In an op-ed in the Colorado Sun, Michael Van Norstrand, executive director of the Independent Community Bankers of Colorado (ICBC), and Jenifer Waller, president and CEO of the Colorado Bankers Association, said the state legislature should defeat House Bill 1351 as long as it allows credit unions to buy banks.
“For decades after the Great Depression, the mission of credit unions was to provide lending and savings services to low-income and rural households united by a common bond,” the pair wrote. “That is no longer the case. Buoyed by their status as tax-exempt nonprofits, credit unions have scooped up tax-paying banks and used their increasing profits to buy naming rights for stadiums and arenas. No longer forced by Congress to abide by strict membership requirements, credit unions now serve less modest-means clients and more middle- and upper-income customers, while at the same time, increasing executive pay, according to the U.S. Government Accountability Office (GAO).”
‘They Don’t Pay Taxes’
Van Norstrand and Waller go on to write that credit unions operate like banks with “two big exceptions: They don’t pay taxes and they aren’t required to adhere to the Community Reinvestment Act (CRA), which requires lending and investing in low- to moderate-income neighborhoods and communities of underserved individuals.”

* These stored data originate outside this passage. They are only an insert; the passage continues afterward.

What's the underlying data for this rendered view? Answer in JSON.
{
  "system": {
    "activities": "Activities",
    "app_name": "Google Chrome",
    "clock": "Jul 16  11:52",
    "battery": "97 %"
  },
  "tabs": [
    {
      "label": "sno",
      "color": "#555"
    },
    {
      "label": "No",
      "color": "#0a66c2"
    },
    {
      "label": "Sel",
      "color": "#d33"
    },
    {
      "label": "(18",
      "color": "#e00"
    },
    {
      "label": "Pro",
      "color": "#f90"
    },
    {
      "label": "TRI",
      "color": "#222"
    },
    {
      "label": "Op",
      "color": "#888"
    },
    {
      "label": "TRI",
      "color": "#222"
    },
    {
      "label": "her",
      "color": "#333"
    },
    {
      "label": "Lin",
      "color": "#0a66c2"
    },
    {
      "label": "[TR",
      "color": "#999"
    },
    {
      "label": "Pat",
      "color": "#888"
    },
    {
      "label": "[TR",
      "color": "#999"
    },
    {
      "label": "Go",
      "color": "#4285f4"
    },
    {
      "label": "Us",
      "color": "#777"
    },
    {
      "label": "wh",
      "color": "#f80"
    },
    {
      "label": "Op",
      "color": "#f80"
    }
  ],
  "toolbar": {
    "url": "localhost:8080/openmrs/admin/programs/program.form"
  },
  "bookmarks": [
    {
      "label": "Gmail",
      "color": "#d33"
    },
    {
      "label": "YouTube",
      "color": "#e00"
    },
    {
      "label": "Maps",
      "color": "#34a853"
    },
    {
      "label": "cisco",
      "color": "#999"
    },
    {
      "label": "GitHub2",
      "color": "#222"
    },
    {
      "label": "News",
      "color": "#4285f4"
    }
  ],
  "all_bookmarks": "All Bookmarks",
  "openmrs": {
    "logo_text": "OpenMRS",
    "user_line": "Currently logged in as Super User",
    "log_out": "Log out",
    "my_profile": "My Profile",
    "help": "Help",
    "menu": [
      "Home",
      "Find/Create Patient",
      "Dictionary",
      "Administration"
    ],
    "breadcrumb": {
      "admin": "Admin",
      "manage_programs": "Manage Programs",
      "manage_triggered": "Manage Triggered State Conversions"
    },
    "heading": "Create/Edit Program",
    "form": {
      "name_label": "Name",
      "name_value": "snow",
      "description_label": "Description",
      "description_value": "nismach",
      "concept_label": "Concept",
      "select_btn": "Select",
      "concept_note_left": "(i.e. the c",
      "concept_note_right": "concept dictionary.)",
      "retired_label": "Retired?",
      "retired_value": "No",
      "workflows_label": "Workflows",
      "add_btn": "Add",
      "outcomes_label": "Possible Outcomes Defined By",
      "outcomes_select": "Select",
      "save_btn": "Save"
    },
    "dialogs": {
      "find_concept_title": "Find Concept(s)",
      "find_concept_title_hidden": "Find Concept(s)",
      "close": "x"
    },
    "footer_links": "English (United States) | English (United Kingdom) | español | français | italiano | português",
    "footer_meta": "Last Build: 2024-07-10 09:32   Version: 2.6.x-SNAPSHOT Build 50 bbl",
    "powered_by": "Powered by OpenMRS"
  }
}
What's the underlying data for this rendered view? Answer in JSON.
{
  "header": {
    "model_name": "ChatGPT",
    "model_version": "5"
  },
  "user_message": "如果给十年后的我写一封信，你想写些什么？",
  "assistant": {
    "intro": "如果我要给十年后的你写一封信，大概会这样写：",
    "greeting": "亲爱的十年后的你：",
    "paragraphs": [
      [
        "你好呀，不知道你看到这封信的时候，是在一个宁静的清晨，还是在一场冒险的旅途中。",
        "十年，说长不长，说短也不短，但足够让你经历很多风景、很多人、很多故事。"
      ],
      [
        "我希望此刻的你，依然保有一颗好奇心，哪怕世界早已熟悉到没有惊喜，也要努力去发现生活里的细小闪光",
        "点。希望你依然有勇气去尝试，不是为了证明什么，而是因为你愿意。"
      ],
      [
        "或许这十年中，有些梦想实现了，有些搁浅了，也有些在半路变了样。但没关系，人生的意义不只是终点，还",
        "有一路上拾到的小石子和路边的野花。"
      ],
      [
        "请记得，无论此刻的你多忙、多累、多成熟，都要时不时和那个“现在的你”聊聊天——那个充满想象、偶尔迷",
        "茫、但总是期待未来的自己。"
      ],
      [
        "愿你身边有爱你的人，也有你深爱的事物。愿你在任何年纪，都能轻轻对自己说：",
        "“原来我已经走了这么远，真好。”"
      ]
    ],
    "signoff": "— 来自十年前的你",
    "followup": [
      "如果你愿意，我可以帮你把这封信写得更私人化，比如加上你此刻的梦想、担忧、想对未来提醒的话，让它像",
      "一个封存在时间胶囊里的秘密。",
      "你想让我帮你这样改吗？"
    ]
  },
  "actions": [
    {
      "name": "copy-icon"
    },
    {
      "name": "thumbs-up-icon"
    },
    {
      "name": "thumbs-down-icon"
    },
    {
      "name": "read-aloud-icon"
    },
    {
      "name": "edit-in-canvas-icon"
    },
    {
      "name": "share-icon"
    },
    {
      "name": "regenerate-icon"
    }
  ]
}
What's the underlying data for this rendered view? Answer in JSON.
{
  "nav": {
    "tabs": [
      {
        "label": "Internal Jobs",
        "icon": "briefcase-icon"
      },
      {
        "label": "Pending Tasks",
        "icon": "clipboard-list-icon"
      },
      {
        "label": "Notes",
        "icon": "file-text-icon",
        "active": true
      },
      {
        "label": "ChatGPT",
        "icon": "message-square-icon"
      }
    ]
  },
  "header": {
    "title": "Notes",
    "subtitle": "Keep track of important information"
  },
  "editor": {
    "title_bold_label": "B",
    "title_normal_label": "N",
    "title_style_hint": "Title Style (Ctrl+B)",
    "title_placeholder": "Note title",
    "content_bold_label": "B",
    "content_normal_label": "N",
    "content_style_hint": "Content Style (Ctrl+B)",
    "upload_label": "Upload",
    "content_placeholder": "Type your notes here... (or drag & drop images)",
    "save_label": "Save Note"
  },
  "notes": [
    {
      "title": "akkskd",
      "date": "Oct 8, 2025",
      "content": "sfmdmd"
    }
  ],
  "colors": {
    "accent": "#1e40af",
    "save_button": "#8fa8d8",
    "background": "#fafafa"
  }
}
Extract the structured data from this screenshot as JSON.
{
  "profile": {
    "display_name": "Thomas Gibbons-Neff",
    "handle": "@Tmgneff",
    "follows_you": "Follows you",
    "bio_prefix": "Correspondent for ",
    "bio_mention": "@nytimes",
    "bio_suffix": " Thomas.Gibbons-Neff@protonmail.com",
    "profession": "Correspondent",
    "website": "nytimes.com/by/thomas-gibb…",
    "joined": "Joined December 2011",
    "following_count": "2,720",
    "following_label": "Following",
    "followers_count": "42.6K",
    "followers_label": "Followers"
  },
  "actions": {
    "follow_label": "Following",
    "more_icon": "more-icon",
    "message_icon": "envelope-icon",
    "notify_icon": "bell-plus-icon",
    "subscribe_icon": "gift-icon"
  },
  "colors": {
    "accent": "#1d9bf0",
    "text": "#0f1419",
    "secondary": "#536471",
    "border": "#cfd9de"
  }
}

“This lack of community investment oversight and the real potential of significant negative impacts on local communities are why the Colorado legislature should vote no on House Bill 1351 — as long as it includes the provision that credit unions have the right to buy banks,” the op-ed states. “While credit unions continue to contend that banks should have a choice to sell to them, Colorado banks have neither asked for this so-called choice nor asserted it is necessary. To be clear: We don’t want this option and don’t need it.”
‘Vast Majority’ of Loans From Banks
The duo said the 126 banks in Colorado make the “vast majority” of all loans to small businesses and farmers, particularly in small towns and rural communities where they “reinvest local dollars back into their communities.”
“Additionally, in 2023, six of the top seven corporate philanthropists in Colorado were banks. There were zero credit unions in the list of 25,” Van Norstrand and Waller wrote. “When credit unions buy banks, these positive community benefits vanish. If credit unions are not meeting these needs now, what makes anyone believe they will do better when they take over banks and aren’t subject to CRA? Squeezing out local and community banks by national and large credit unions that don’t reflect the makeup or needs of the communities where they operate will essentially eviscerate small business and agricultural lending in areas around the state.”
The op-ed goes on to state the tax-exempt status of credit unions gives them a “distinct advantage” over other buyers. It also cites the “recent scandal” involving Navy FCU over alleged mortgage lending bias as a “cautionary tale.”
‘Substantial Risks’
“Until Congress changes the rules, it is up to states to protect the ongoing investment in low- to moderate-income neighborhoods and communities of underserved individuals,” the op-ed states. “Considering the substantial risks, Colorado legislators should, at the very least, table the provision wedged into this bill that allows credit unions to buy banks as it creates substantial repercussions in communities around the state.”
As CUToday.info reports separately, the letter is similar to a letter sent by banks in New York to the state regulator.